English Premier League: Defiant Pellegrini says second place isn't failure for City

City are guaranteed to end as runners-up behind champions Chelsea

Afp May 23, 2015
A file photo of Manchester City manager Manuel Pellegrini. PHOTO: AFP

MANCHESTER: Manuel Pellegrini claims Manchester City's second place finish in the Premier League does not represent a failure for the deposed champions.

City are guaranteed to end as runners-up behind champions Chelsea whatever their result in their last game of the season at home to Southampton on Sunday.

While City's lofty position would be gratefully accepted by many of their top-flight competitors, Pellegrini's expensively-assembled side have won few plaudits this season after tamely surrendering the title and crashing out of the Champions League in the last 16.

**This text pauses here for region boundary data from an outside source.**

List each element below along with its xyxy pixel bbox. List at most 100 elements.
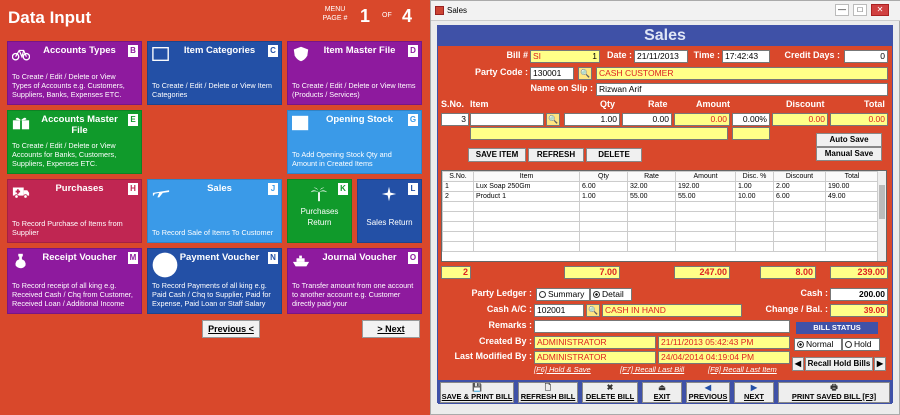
recall-prev-arrow-icon[interactable]: ◀ <box>792 357 804 371</box>
grid-cell: 2 <box>442 191 474 202</box>
print-saved-bill-button[interactable]: 🖶 PRINT SAVED BILL [F3] <box>778 382 890 403</box>
page-of-label: OF <box>382 12 392 19</box>
table-row[interactable] <box>442 231 879 242</box>
col-header-rate: Rate <box>648 99 668 109</box>
maximize-icon[interactable]: □ <box>853 4 867 16</box>
minimize-icon[interactable]: — <box>835 4 849 16</box>
tile-item-categories[interactable]: Item Categories C To Create / Edit / Del… <box>147 41 282 105</box>
recall-hold-bills-button[interactable]: Recall Hold Bills <box>805 357 873 371</box>
table-row[interactable] <box>442 211 879 222</box>
hint-recall-last-bill: [F7] Recall Last Bill <box>620 365 685 374</box>
previous-bill-button[interactable]: ◀ PREVIOUS <box>686 382 730 403</box>
tile-accounts-types[interactable]: Accounts Types B To Create / Edit / Dele… <box>7 41 142 105</box>
cash-field[interactable]: 200.00 <box>830 288 888 301</box>
tile-title: Item Master File <box>323 45 396 56</box>
entry-qty-field[interactable]: 1.00 <box>564 113 620 126</box>
ship-icon <box>292 255 310 267</box>
tile-description: To Transfer amount from one account to a… <box>292 281 414 308</box>
manual-save-button[interactable]: Manual Save <box>816 147 882 161</box>
tile-description: To Create / Edit / Delete or View Item C… <box>152 81 272 99</box>
name-on-slip-label: Name on Slip : <box>530 83 593 93</box>
auto-save-button[interactable]: Auto Save <box>816 133 882 147</box>
potion-bottle-icon <box>15 253 26 269</box>
tile-journal-voucher[interactable]: Journal Voucher O To Transfer amount fro… <box>287 248 422 314</box>
tile-purchases[interactable]: Purchases H To Record Purchase of Items … <box>7 179 142 243</box>
refresh-button[interactable]: REFRESH <box>528 148 584 162</box>
cash-ac-code-field[interactable]: 102001 <box>534 304 584 317</box>
item-search-icon[interactable]: 🔍 <box>546 113 560 126</box>
save-print-bill-button[interactable]: 💾 SAVE & PRINT BILL <box>440 382 514 403</box>
credit-days-field[interactable]: 0 <box>844 50 888 63</box>
grid-cell: 32.00 <box>627 181 676 192</box>
tile-payment-voucher[interactable]: Payment Voucher N To Record Payments of … <box>147 248 282 314</box>
party-code-field[interactable]: 130001 <box>530 67 574 80</box>
tile-sales[interactable]: Sales J To Record Sale of Items To Custo… <box>147 179 282 243</box>
shortcut-letter: H <box>128 183 138 195</box>
close-icon[interactable]: ✕ <box>871 4 889 16</box>
party-name-field[interactable]: CASH CUSTOMER <box>596 67 888 80</box>
table-row[interactable]: 2 Product 1 1.00 55.00 55.00 10.00 6.00 … <box>442 191 879 202</box>
app-icon <box>435 6 444 15</box>
next-bill-button[interactable]: ▶ NEXT <box>734 382 774 403</box>
col-header-total: Total <box>864 99 885 109</box>
entry-rate-field[interactable]: 0.00 <box>622 113 672 126</box>
summary-radio[interactable]: Summary <box>536 288 590 301</box>
tile-title: Opening Stock <box>325 114 394 125</box>
total-count: 2 <box>441 266 471 279</box>
entry-sno-field[interactable]: 3 <box>441 113 469 126</box>
tile-receipt-voucher[interactable]: Receipt Voucher M To Record receipt of a… <box>7 248 142 314</box>
delete-button[interactable]: DELETE <box>586 148 642 162</box>
cash-ac-search-icon[interactable]: 🔍 <box>586 304 600 317</box>
remarks-label: Remarks : <box>488 320 532 330</box>
window-titlebar[interactable]: Sales — □ ✕ <box>431 1 900 21</box>
table-row[interactable] <box>442 221 879 232</box>
recall-next-arrow-icon[interactable]: ▶ <box>874 357 886 371</box>
bill-number-field[interactable]: 1 <box>578 50 600 63</box>
detail-radio[interactable]: Detail <box>590 288 632 301</box>
name-on-slip-field[interactable]: Rizwan Arif <box>596 83 888 96</box>
hint-recall-last-item: [F8] Recall Last Item <box>708 365 777 374</box>
grid-header: S.No. <box>442 171 474 182</box>
date-field[interactable]: 21/11/2013 <box>634 50 688 63</box>
grid-scrollbar[interactable] <box>877 171 886 261</box>
tile-opening-stock[interactable]: Opening Stock G To Add Opening Stock Qty… <box>287 110 422 174</box>
last-modified-label: Last Modified By : <box>454 351 532 361</box>
delete-x-icon: ✖ <box>606 383 614 392</box>
item-description-field[interactable] <box>470 127 728 140</box>
tile-purchases-return[interactable]: Purchases Return K <box>287 179 352 243</box>
entry-item-field[interactable] <box>470 113 544 126</box>
created-by-label: Created By : <box>478 336 532 346</box>
normal-radio[interactable]: Normal <box>794 338 842 351</box>
table-row[interactable]: 1 Lux Soap 250Gm 6.00 32.00 192.00 1.00 … <box>442 181 879 192</box>
exit-button[interactable]: ⏏ EXIT <box>642 382 682 403</box>
next-page-button[interactable]: > Next <box>362 320 420 338</box>
scrollbar-thumb[interactable] <box>879 185 885 219</box>
items-grid[interactable]: S.No. Item Qty Rate Amount Disc. % Disco… <box>441 170 887 262</box>
remarks-field[interactable] <box>534 320 790 333</box>
form-header: Sales <box>438 26 892 46</box>
tile-title: Accounts Types <box>43 45 116 56</box>
entry-amount-field[interactable]: 0.00 <box>674 113 730 126</box>
entry-total-field[interactable]: 0.00 <box>830 113 888 126</box>
tile-sales-return[interactable]: Sales Return L <box>357 179 422 243</box>
delete-bill-button[interactable]: ✖ DELETE BILL <box>582 382 638 403</box>
radio-dot <box>797 341 804 349</box>
tile-accounts-master-file[interactable]: Accounts Master File E To Create / Edit … <box>7 110 142 174</box>
refresh-bill-button[interactable]: 🗋 REFRESH BILL <box>518 382 578 403</box>
save-item-button[interactable]: SAVE ITEM <box>468 148 526 162</box>
item-note-field[interactable] <box>732 127 770 140</box>
tile-item-master-file[interactable]: Item Master File D To Create / Edit / De… <box>287 41 422 105</box>
table-row[interactable] <box>442 241 879 252</box>
radio-dot <box>593 291 600 299</box>
col-header-qty: Qty <box>600 99 616 109</box>
previous-page-button[interactable]: Previous < <box>202 320 260 338</box>
entry-discount-field[interactable]: 0.00 <box>772 113 828 126</box>
square-outline-icon <box>152 47 169 61</box>
hold-radio[interactable]: Hold <box>842 338 880 351</box>
grid-header: Total <box>825 171 879 182</box>
table-row[interactable] <box>442 201 879 212</box>
time-field[interactable]: 17:42:43 <box>722 50 770 63</box>
entry-disc-pct-field[interactable]: 0.00% <box>732 113 770 126</box>
cash-ac-name-field[interactable]: CASH IN HAND <box>602 304 742 317</box>
party-search-icon[interactable]: 🔍 <box>578 67 592 80</box>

Yet City manager Pellegrini struck a defiant note when asked to assess his team's campaign.

And with UEFA president Michel Platini reportedly on the brink of relaxing Financial Fair Play regulations, the Chilean believes the new developments will help ensure City challenge at the top of the English game for years to come.

"I think all the rules about FFP must be clear and Platini saying he will make changes is because they have got some things wrong in the past," Pellegrini said.

"I think a club like ours, when you don't have any debt, I don't see why you have restrictions.

"But it is a thing I am glad they are reviewing because I said before I never understood what are the rules of FFP.

"Of course, with restrictions, you are giving an advantage to other teams. It is not the most important reason we failed this season because, as I said before, we lost a lot of points to teams not as strong as our squad.

"But against Chelsea or Man United or Arsenal or Tottenham or Liverpool, if you have restrictions the other group doesn't have, then of course it's an advantage.

"This year we will all be in the same condition and we will see which is the team that works more to have a strong squad."

Despite rumours about his job security, Pellegrini is still talking like a manager who fully expects to be in the job when the next season kicks off and, as he has done repeatedly in recent weeks, the City chief says the season has not been the disaster some critics claim.

"If we cannot win the title, it is better to finish second to finish than third or fourth," he said.

"It was not our target at the beginning of the season. We tried to keep the title but it was not possible. Chelsea was better team than our team this year so I think to be second is not bad.

"It is difficult to review the whole season in one moment. I think it was a special season. It was not a good season because we did not win any titles but it was not a disaster."

Southampton, who will kick off in seventh spot, are hoping to clinch a place in next season's Europa League, which they will do if they win and one of Liverpool or Tottenham does not.

But remaining in seventh will also be enough, provided Arsenal, who have already qualified for the Champions League, beat Aston Villa in the FA Cup final.

Whatever happens, Saints boss Ronald Koeman is assured of having overseen the joint fourth-highest finish in the club's history.

Captain Jose Fonte admitted he was actually disappointed Saints will finish outside the top four however.

"I know this is the Premier League and it's the hardest league in the world and anything can happen," he said.

"But I really believe that at least four wins we could have got instead of four defeats that we had, and that would have put us you know where - in the Champions League."